This is not my obsession, but I do find that after a conversation with Shirley I pay more attention to details. And indeed, there are challenges in using handmade textiles. I've found, for instance, that it's a good idea to wash them gently before using; often there's a lot of sizing, sometimes excess dye, and just plain dirt in the wash water. You do take a chance by washing as dyes may crock--but a mudcloth throw that's still stiff with mud is a lot more useful on the table after a bath. Another challenge is matching patterns when stitching pieces together. Handwoven textiles often don't match precisely; there are variations in the size of the yarns and the tension of the weaving as well as variations in dye-lot colors.
To me, this is an important part of the charm--somebody made this, and then she stopped to cook lunch and then started up again in a slightly different place, and so the wings of the bird don't quite come together precisely. I love that!

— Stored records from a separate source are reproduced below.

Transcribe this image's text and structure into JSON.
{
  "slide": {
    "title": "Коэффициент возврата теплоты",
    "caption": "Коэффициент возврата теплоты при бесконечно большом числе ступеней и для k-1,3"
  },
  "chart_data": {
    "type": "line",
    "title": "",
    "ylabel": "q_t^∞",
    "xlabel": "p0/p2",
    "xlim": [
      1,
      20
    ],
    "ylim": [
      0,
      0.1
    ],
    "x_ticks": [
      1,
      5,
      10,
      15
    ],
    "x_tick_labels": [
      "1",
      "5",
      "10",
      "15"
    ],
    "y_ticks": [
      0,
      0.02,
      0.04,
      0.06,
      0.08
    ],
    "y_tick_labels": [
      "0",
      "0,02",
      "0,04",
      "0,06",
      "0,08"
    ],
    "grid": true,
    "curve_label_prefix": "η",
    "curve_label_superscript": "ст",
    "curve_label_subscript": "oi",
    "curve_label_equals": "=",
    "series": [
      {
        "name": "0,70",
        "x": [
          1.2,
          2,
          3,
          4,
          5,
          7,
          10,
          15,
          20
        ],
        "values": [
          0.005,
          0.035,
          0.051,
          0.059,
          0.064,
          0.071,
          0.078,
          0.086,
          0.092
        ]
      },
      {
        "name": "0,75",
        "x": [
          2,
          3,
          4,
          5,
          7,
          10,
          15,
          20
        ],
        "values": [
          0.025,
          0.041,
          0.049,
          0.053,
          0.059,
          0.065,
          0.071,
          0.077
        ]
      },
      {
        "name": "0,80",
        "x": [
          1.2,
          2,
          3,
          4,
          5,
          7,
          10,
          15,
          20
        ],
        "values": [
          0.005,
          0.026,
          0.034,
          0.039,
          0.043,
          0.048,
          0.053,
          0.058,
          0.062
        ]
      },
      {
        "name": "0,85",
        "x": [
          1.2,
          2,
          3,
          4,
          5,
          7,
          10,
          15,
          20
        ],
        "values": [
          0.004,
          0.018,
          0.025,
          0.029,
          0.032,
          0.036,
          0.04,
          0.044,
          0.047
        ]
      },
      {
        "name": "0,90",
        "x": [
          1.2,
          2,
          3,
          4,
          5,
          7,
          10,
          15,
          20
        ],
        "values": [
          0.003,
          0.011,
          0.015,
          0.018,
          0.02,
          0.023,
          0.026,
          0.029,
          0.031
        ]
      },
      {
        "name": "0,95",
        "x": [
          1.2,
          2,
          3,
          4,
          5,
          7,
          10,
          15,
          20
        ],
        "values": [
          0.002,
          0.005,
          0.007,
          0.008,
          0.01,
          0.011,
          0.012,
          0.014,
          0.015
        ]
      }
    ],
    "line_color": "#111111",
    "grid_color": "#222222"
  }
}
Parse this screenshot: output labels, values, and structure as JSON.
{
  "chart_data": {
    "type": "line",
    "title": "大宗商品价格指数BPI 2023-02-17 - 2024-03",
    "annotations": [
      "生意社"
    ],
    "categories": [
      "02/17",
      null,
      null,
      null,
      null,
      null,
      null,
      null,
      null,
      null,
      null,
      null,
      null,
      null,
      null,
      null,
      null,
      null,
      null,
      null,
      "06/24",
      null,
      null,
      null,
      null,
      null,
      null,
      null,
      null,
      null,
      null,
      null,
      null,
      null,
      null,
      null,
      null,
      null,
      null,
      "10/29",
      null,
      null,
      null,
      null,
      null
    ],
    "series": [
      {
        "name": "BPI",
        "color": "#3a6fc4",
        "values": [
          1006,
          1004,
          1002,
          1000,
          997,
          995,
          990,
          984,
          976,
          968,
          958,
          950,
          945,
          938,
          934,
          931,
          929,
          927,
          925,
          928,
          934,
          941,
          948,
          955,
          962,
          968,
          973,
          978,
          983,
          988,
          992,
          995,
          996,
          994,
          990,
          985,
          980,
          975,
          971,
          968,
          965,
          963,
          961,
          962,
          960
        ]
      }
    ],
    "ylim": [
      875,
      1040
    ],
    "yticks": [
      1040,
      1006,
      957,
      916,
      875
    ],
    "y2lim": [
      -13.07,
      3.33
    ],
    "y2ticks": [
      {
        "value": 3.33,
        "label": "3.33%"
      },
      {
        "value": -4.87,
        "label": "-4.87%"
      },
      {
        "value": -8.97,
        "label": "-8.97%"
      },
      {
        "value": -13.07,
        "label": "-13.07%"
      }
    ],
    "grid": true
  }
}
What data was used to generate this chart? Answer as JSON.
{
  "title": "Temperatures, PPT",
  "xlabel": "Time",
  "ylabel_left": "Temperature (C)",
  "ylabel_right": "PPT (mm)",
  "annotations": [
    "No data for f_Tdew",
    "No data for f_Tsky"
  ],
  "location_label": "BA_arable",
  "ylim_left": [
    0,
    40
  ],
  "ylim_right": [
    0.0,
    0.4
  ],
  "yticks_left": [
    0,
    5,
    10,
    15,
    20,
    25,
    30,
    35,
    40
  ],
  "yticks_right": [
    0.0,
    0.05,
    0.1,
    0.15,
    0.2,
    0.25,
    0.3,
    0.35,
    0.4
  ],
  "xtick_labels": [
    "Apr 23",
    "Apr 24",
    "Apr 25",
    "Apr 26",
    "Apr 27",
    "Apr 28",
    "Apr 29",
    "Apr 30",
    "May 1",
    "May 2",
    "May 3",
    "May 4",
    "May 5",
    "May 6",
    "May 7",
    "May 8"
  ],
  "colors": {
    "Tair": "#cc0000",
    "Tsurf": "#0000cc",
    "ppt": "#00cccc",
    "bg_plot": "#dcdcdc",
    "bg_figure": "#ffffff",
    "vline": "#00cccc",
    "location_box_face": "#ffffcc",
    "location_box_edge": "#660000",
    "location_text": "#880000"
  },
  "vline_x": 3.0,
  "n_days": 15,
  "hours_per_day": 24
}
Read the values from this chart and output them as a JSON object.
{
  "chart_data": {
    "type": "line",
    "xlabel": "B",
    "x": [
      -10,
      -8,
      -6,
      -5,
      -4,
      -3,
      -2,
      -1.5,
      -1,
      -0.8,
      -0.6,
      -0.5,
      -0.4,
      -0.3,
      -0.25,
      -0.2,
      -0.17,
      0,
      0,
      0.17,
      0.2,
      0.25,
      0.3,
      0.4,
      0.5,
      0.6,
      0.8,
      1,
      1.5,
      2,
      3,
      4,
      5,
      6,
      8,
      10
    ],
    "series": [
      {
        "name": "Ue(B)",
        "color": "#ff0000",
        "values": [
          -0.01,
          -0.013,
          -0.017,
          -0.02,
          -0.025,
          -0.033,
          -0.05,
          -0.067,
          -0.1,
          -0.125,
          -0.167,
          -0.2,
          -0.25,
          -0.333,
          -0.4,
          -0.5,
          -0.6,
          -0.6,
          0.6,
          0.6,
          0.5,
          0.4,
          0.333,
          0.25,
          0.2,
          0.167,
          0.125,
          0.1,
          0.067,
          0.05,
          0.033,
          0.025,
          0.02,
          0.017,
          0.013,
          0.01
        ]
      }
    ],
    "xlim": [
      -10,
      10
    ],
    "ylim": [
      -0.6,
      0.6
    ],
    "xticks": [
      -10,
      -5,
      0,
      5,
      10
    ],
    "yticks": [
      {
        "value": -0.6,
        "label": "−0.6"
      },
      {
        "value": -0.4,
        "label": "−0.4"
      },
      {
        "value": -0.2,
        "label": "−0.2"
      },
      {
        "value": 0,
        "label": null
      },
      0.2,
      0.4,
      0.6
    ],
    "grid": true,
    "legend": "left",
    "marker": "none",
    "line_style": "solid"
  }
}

I can imagine how she sat at the loom (in a chair? on a bench? on the ground?) and whether it was hot and humid, indoors or outdoors, in a quiet place or in a chaotic market. Maybe she only had time to weave or stitch when the kids were sleeping or at school; maybe she succeeded in making them be quiet because she had to finish the piece in order to get paid that week
This is one of my favorite pieces, a huipil hand woven in Guatemala.
You can see that it was woven in two strips, then sewn together in the center. Of course, the horizontal stripes don't match, one bird is cut off, and the color of the bottom stripe has changed.
I just couldn't resist that.
We can buy handmade things and call them art and hang them on the wall, or we can call them "folk art" and consider them quirky and ourselves superior for forgiving their imperfections (which seems pretty condescending to me). People hurled insults at the Impressionists, the Fauves, the Abstractionists and probably every other new school of art over time. A lot of them collected "primitive" art from Africa, not because it was folk art, but because it exhibited incredibly sophisticated use of mass and line in ways far outside what they had been taught. They learned from it and acknowledged the debt.
Art isn't perfection--in fact, "perfection" is probably irrelevant to art. I look for the hand of the maker and the invitation to share the vision of another. It's an act of courage to throw your vision out to the public, whether it's a shawl or a sculpture. I can copy that, too.